Solving the Privacy Problem
As we inch toward the FCC’s October 27th Open Meeting that will decide the fates of video streaming and Internet advertising markets, speculation abounds about Chairman Wheeler’s course. In a more perfect world we’d have the texts of both orders in hand, but we live in this one, where all we have is this sketchy “fact sheet.”
Privacy Order Speculation
Brian Fung speculates that the advertising, um, privacy order will permit ISPs to track IP addresses but not browsing histories:
The vote could finalize a proposal that would force Internet providers, such as Verizon or Comcast, to get consumers’ explicit consent before using or sharing personal data such as their Web browsing history, app usage history, geolocation information and the content of their emails and online messages.

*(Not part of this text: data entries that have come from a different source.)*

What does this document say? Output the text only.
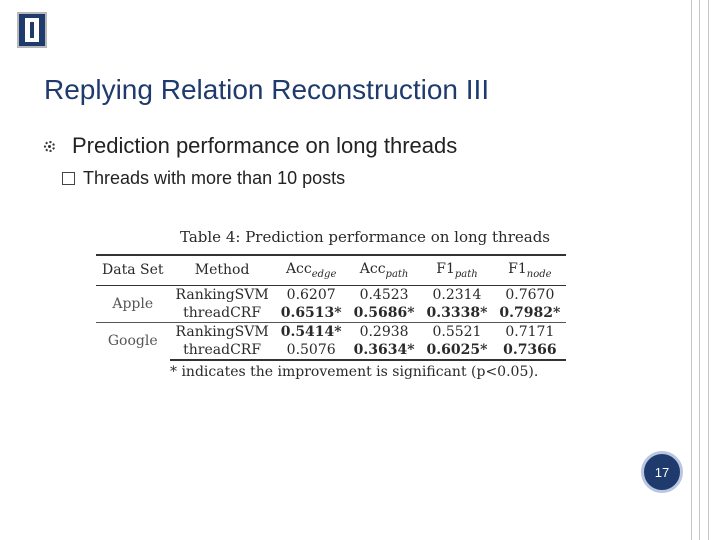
Replying Relation Reconstruction III
Prediction performance on long threads
Threads with more than 10 posts
Table 4: Prediction performance on long threads
Data Set	Method	Acc$_{edge}$	Acc$_{path}$	$F1_{path}$	$F1_{node}$
Apple	RankingSVM	0.6207	0.4523	0.2314	0.7670
	threadCRF	0.6513*	0.5686*	0.3338*	0.7982*
Google	RankingSVM	0.5414*	0.2938	0.5521	0.7171
	threadCRF	0.5076	0.3634*	0.6025*	0.7366
* indicates the improvement is significant (p<0.05).
17
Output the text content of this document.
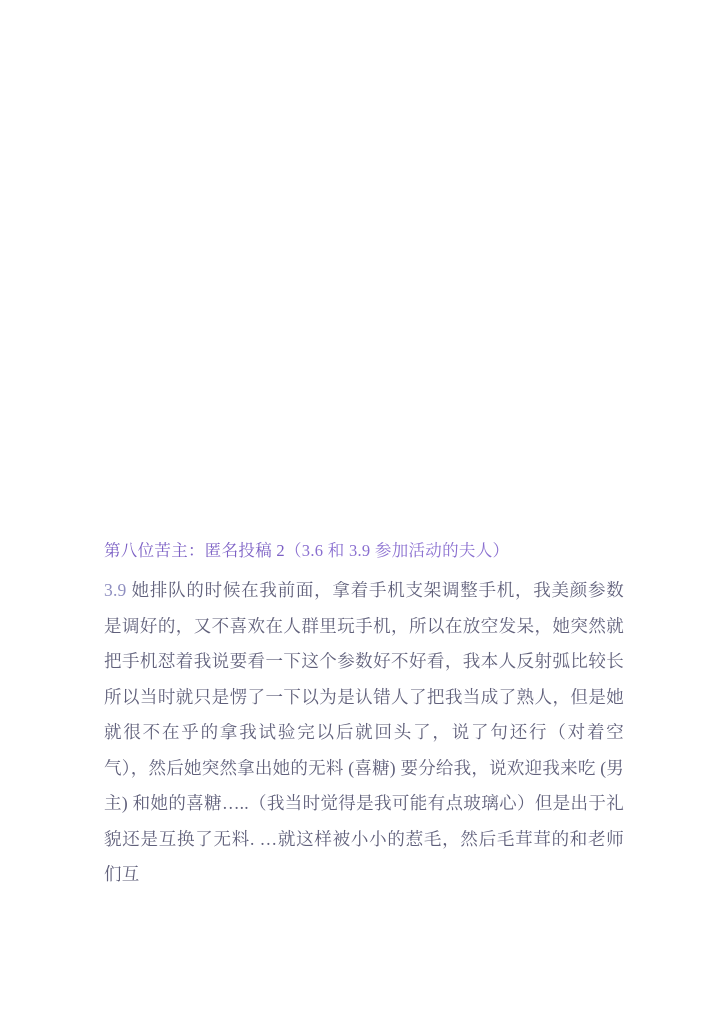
第八位苦主：匿名投稿 2（3.6 和 3.9 参加活动的夫人）
3.9 她排队的时候在我前面，拿着手机支架调整手机，我美颜参数是调好的，又不喜欢在人群里玩手机，所以在放空发呆，她突然就把手机怼着我说要看一下这个参数好不好看，我本人反射弧比较长所以当时就只是愣了一下以为是认错人了把我当成了熟人，但是她就很不在乎的拿我试验完以后就回头了，说了句还行（对着空气），然后她突然拿出她的无料 (喜糖) 要分给我，说欢迎我来吃 (男主) 和她的喜糖…..（我当时觉得是我可能有点玻璃心）但是出于礼貌还是互换了无料. …就这样被小小的惹毛，然后毛茸茸的和老师们互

This approach would not be terribly consistent with the FTC approach that requires opt-in only for sensitive information such as health conditions and personal location. Browsing history isn’t inherently sensitive, nor is it unique knowledge of ISPs since the sites know it as well. All of this information is available to browsers, operating systems, and home routers as well, so keeping it out of the hands of ISPs doesn’t actually preserve anyone’s anonymity.

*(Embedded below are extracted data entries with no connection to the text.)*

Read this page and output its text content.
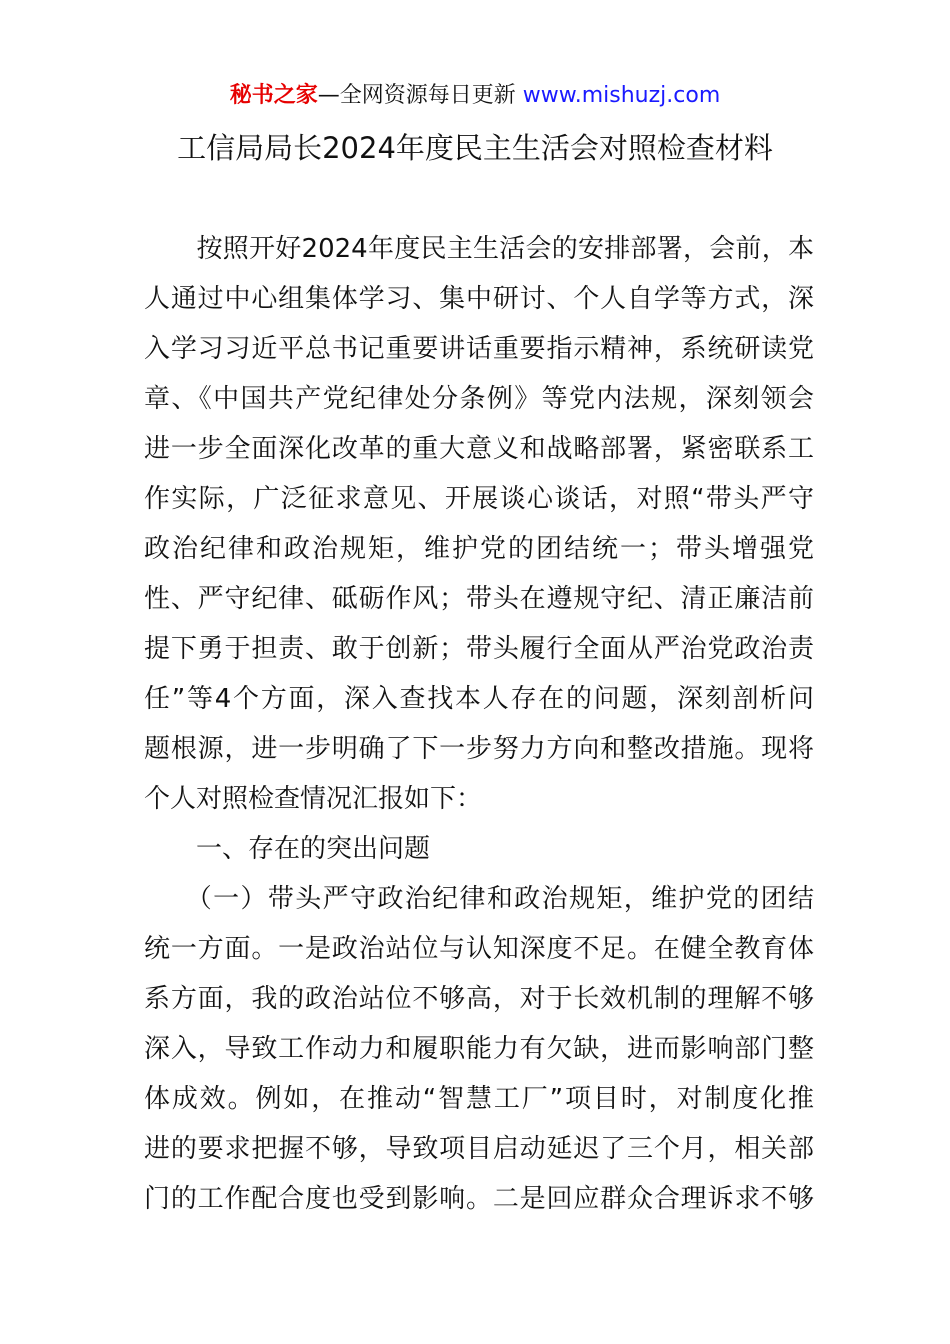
秘书之家—全网资源每日更新 www.mishuzj.com
工信局局长2024年度民主生活会对照检查材料
　　按照开好2024年度民主生活会的安排部署，会前，本
人通过中心组集体学习、集中研讨、个人自学等方式，深
入学习习近平总书记重要讲话重要指示精神，系统研读党
章、《中国共产党纪律处分条例》等党内法规，深刻领会
进一步全面深化改革的重大意义和战略部署，紧密联系工
作实际，广泛征求意见、开展谈心谈话，对照“带头严守
政治纪律和政治规矩，维护党的团结统一；带头增强党
性、严守纪律、砥砺作风；带头在遵规守纪、清正廉洁前
提下勇于担责、敢于创新；带头履行全面从严治党政治责
任”等4个方面，深入查找本人存在的问题，深刻剖析问
题根源，进一步明确了下一步努力方向和整改措施。现将
个人对照检查情况汇报如下：
　　一、存在的突出问题
　　（一）带头严守政治纪律和政治规矩，维护党的团结
统一方面。一是政治站位与认知深度不足。在健全教育体
系方面，我的政治站位不够高，对于长效机制的理解不够
深入，导致工作动力和履职能力有欠缺，进而影响部门整
体成效。例如，在推动“智慧工厂”项目时，对制度化推
进的要求把握不够，导致项目启动延迟了三个月，相关部
门的工作配合度也受到影响。二是回应群众合理诉求不够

Fung touts the fact that ISPs will be able to continue some programs they’ve already suspended:
Notably, the proposal does not seek to ban Internet providers’ offering of a discount to consumers in exchange for their personal data, as companies such as AT&T have done (until recently).
But that’s not much of a plus except on mobile networks, where it’s not really a practice anyhow.
Battling Op-Eds: Pallone
House Energy and Commerce Ranking Member Pallone urged the FCC to enact strict privacy controls in a Huffington Post blog on consumer attitudes and uncertainties:
The optimal solution would be to adopt strong privacy rules for both ISPs and websites, but unfortunately, this is easier said than done. Today, the FCC can adopt rules of the road to protect people’s privacy only when it comes to ISPs. Websites, on the other hand, are overseen by the Federal Trade Commission (FTC). Unlike the FCC, the FTC must follow an arduous process that makes it virtually impossible to adopt similar rules. Moreover, a recent court decision has thrown the legal landscape into chaos by potentially undermining the FTC’s already limited ability to protect consumers without the FCC’s help.
This is terribly inconsistent because only Congress can remedy the inconsistencies resulting from the Ninth Circuit’s order. And even worse, “strong privacy rules” are horrible for the advertising markets that support the web, so the post isn’t helpful.
Battling Op-Eds: Waxman
Former Chairman Waxman gets to the heart of the issue in his The Hill op-ed:
This disparate treatment could result in tangible competitive and consumer harm. An ISP might find it practically impossible to market its own digital services to existing customers because of new restrictions, while non-ISP service providers are permitted to do so without any constraint. This is especially problematic given a recent survey by the Progressive Policy Institute finding that over 90 percent of online users expect their data to be treated the same by different parties across the Internet. That survey also found that by a seven-to-one margin, consumers believe their online privacy should be protected based on the sensitivity of their online data rather than by the type of Internet company that uses their data.
Consumers endorse the FTC approach, where protection depends on the data, not on who collects it.
The Pew Survey
Advocates of strong privacy controls over ISPs but weak ones for web services like to cite the Sept. 21st Pew Research survey on privacy. This part is most commonly mentioned:
Some 74% say it is “very important” to them that they be in control of who can get information about them, and 65% say it is “very important” to them to control what information is collected about them. Personal control matters a lot to people. If the traditional American view of privacy is the “right to be left alone,” the 21st-century refinement of that idea is the right to control their identity and information. They understand that modern life won’t allow them to be “left alone” and untracked, but they do want to have a say in how their personal information is used.
But what does that mean? My guess is that we’re OK with reputable firms collecting and selling some of our info, but not with fly-by-night operators. But who remembers all the privacy agreements we’ve accepted without reading them because we were eager for some content? I certainly don’t.
It’s common these days for people to use password managers to keep track of login credentials for all the sites we visit. If you use one, you only have to remember one password and despite having unique passwords for all the sites you visit that no one can guess. These tools are popular because the information they protect is sensitive: credit card numbers and shopping history.
Given that password managers are widely used, why don’t we also have “privacy managers” to keep track of the privacy agreements we’ve accepted and maybe even to read them for tricky conditions? The program could even rate them for us. It seems common sense that we get apps for things that are broadly important to us.
So maybe the solution to the FCC’s privacy dilemma is to enact some standards that would actually make it easier for consumers to make those privacy choices that we want to make for all the sites we visit. That’s where the problem lies, after all.
A Standards-Based Solution
The kind of standards I have in mind are machine readable privacy agreements in a standard format and automatic reminders of the agreements we’ve accepted. That sort of rule could be applied across the board to ISPs and web sites alike and be genuinely empowering.
But it will take an act of Congress – or cooperation between the FCC and the FTC – to operationalize. So why don’t we do that?